Global Voice: Malawi

By Sarah Ostman

Victor Kaonga

Victor Kaonga is a broadcast journalist and blogger from Malawi, a landlocked country in southern Africa and one of the least developed nations in the world. Like most Malawians, he’s also a Christian, which has a heavy influence on his work. His blog, “Ndagha,” covers “personal and analytical perspectives on global issues affecting the world and me.” Kaonga continues, “With bias towards Christians and Malawi, the blogger continues to learn and grow in the discipline of global journalism.”

Kaonga lives in Malawi’s capital city, Lilongwe, where he’s worked as a producer at Trans World Radio, a Christian radio station, since 1999. This past February he was promoted to national director. He produces shows in three languages – Chichewa, the national language;  ChiTumbuka, a secondary language spoken in the country; and English. He blogs on his own blog and on Global Voices. He holds a bachelor of social science from the University of Malawi and a master’s in Global Journalism from Örebro University in Sweden. He also teaches broadcast media at the Malawi Institute of Journalism.

Malawi has both state-run and private news agencies, which seems to make for an interesting situation there. Kaonga says journalists generally enjoy a lot of press freedom, but some harder news outlets have complained of some low-level government interference.

One of the country’s main English newspapers, the Nyasa Times, reported in February that the government was refusing to place advertisements in private papers, which threatens to put them out of business. Some journalists worry that a recent push to force journalists to get accredited will allow government officials to keep information from some qualified reporters. And during the 2009 presidential election, a radio station owned by a former president and opposition leader was raided and two journalists and a technician were taken into custody for re-airing a report from the previous year that contradicted the current president’s claims that the country’s food supplies were secure.

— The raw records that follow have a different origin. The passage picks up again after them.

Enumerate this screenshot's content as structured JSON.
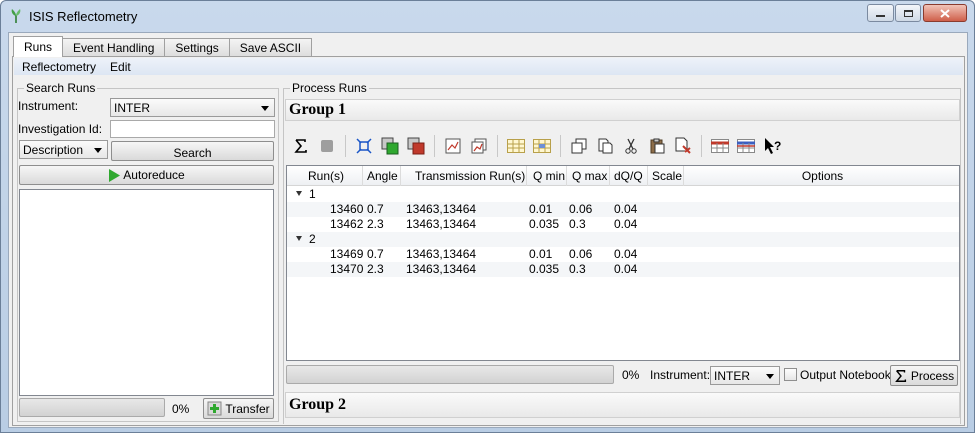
{
  "window": {
    "title": "ISIS Reflectometry"
  },
  "tabs": [
    {
      "label": "Runs"
    },
    {
      "label": "Event Handling"
    },
    {
      "label": "Settings"
    },
    {
      "label": "Save ASCII"
    }
  ],
  "menu": [
    {
      "label": "Reflectometry"
    },
    {
      "label": "Edit"
    }
  ],
  "search_runs": {
    "title": "Search Runs",
    "instrument_label": "Instrument:",
    "instrument_value": "INTER",
    "investigation_label": "Investigation Id:",
    "investigation_value": "",
    "description_value": "Description",
    "search_label": "Search",
    "autoreduce_label": "Autoreduce",
    "progress_text": "0%",
    "progress_value": 0,
    "transfer_label": "Transfer"
  },
  "process_runs": {
    "title": "Process Runs",
    "group1_title": "Group 1",
    "group2_title": "Group 2",
    "columns": [
      "Run(s)",
      "Angle",
      "Transmission Run(s)",
      "Q min",
      "Q max",
      "dQ/Q",
      "Scale",
      "Options"
    ],
    "groups": [
      {
        "name": "1",
        "rows": [
          {
            "run": "13460",
            "angle": "0.7",
            "trans": "13463,13464",
            "qmin": "0.01",
            "qmax": "0.06",
            "dqq": "0.04",
            "scale": "",
            "options": ""
          },
          {
            "run": "13462",
            "angle": "2.3",
            "trans": "13463,13464",
            "qmin": "0.035",
            "qmax": "0.3",
            "dqq": "0.04",
            "scale": "",
            "options": ""
          }
        ]
      },
      {
        "name": "2",
        "rows": [
          {
            "run": "13469",
            "angle": "0.7",
            "trans": "13463,13464",
            "qmin": "0.01",
            "qmax": "0.06",
            "dqq": "0.04",
            "scale": "",
            "options": ""
          },
          {
            "run": "13470",
            "angle": "2.3",
            "trans": "13463,13464",
            "qmin": "0.035",
            "qmax": "0.3",
            "dqq": "0.04",
            "scale": "",
            "options": ""
          }
        ]
      }
    ],
    "progress_text": "0%",
    "progress_value": 0,
    "instrument_label": "Instrument:",
    "instrument_value": "INTER",
    "output_notebook_label": "Output Notebook",
    "output_notebook_checked": false,
    "process_label": "Process"
  },
  "toolbar_icons": [
    "process-sigma-icon",
    "pause-icon",
    "sep",
    "expand-all-icon",
    "insert-row-icon",
    "delete-row-icon",
    "sep",
    "plot-row-icon",
    "plot-group-icon",
    "sep",
    "group-rows-icon",
    "ungroup-rows-icon",
    "sep",
    "copy-icon",
    "copy-selected-icon",
    "cut-icon",
    "paste-icon",
    "clear-icon",
    "sep",
    "import-table-icon",
    "export-table-icon",
    "whats-this-icon"
  ],
  "colors": {
    "accent_green": "#2fa82f",
    "title_bar": "#c3d5ea",
    "menu_bar": "#e3eaf5"
  }
}
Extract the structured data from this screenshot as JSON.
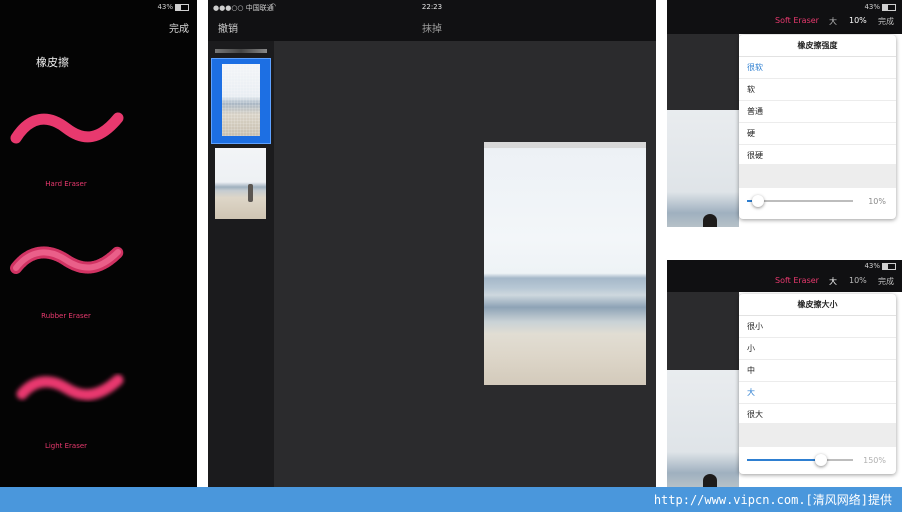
{
  "panel1": {
    "status": {
      "battery": "43%"
    },
    "done_label": "完成",
    "title": "橡皮擦",
    "erasers": [
      {
        "name": "Hard Eraser"
      },
      {
        "name": "Rubber Eraser"
      },
      {
        "name": "Light Eraser"
      }
    ]
  },
  "panel2": {
    "status": {
      "carrier": "●●●○○ 中国联通",
      "time": "22:23"
    },
    "cancel_label": "撤销",
    "title": "抹掉"
  },
  "panel3": {
    "status": {
      "battery": "43%"
    },
    "toolbar": {
      "mode": "Soft Eraser",
      "size": "大",
      "percent": "10%",
      "done": "完成"
    },
    "popover": {
      "title": "橡皮擦强度",
      "options": [
        "很软",
        "软",
        "普通",
        "硬",
        "很硬"
      ],
      "selected_index": 0,
      "slider_value_label": "10%",
      "slider_fraction": 0.1
    }
  },
  "panel4": {
    "status": {
      "battery": "43%"
    },
    "toolbar": {
      "mode": "Soft Eraser",
      "size": "大",
      "percent": "10%",
      "done": "完成"
    },
    "popover": {
      "title": "橡皮擦大小",
      "options": [
        "很小",
        "小",
        "中",
        "大",
        "很大"
      ],
      "selected_index": 3,
      "slider_value_label": "150%",
      "slider_fraction": 0.7
    }
  },
  "footer": {
    "text": "http://www.vipcn.com.[清风网络]提供"
  },
  "colors": {
    "accent_pink": "#e8396e",
    "accent_blue": "#2e7fd1",
    "footer_bg": "#4a97dc"
  }
}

How long have you been a journalist? How did you get started?

Since September 2006. I was looking forward to blogging, having heard about it the year before at a conference in South Africa. At that time, I did not know how until I came to Sweden for the course (his graduate program), when one of the former course mates taught us about blogging and how to do it.

I understand just having stable Internet access can be a challenge in your country. What made you first get involved in the field?

I have been blogging for several reasons: One, to share information about and on Malawi. I thought I am a privileged person, being a journalist in Malawi who can say something on the Internet, especially through blogs. Two, I really wanted to tell my own stories in a way that I had never thought of before hoping to expand my social networks. Three, I just wanted to grow and learn more about this Information Highway by ‘being in it.’  Fourthly, I come from a background where I have always admired participating in global issues and I thought the blogosphere was the perfect place for me to start from.

What kind of journalism or blogging do you do?

I am mostly a broadcast journalist. However, in my moments of blogging, I tend to focus more on person and global issues. I am not so much into news coverage, though I do that equally frequently.

I have lots of freedom to express myself, put things into both global and personal perspective in ways I cannot in a normal media outlet. Blogging gives me space also to mix text, images and sounds sometimes, which is not possible in radio alone, where I am used and where I started working in August 1999. In my career as a journalist, I have mostly been in broadcasting, hence blogging is a way of making putting words into sentences on ‘paper.’ Otherwise, I am mostly a voice person.

I have read in the news lately that there have been some controversy surrounding gay rights lately in your country. What are some other major news stories in Malawi right now?

The main ones surround the leadership succession at the presidential level leading to the 2014 presidential and parliamentary elections. Then we also have quite some interesting conversations around shortage of fuel, forex  (foreign exchange, i.e., currency) and power in Malawi.

What are some of the challenges you face as a journalist in your country? (i.e., is there much corruption? Is it difficult to access public officials as a journalist?)

There is considerable amount of freedom in Malawi. Censorship is there, but I would say mostly, it is self-censorship, having come from a background of 30 years of dictatorial rule until 1994. But the biggest challenge in my view in Malawi is political influence on and in the media and not necessarily censorship per se. There is both public and private media, and I think private media is doing a very commendable job. Currently one of the main challenges is limited access to information on issues of pubic concern. There is still a bill in parliament on access to information. Maybe things will improve once that has been passed into law.

How have you seen the journalism profession change in your country?

I can comment with reference to the period between 1990s to date. I think there is more in-depth stories, I guess resulting from good training. There seems to be quite some shift towards multi-skilling and utilization. The electronic media has been more dynamic with a few more houses opening up and thereby increasing the competition.

The state media, however, seems to have grown worse, yet in a democratic era- has been heavily used for propaganda by the state officials, especially the ruling party gurus.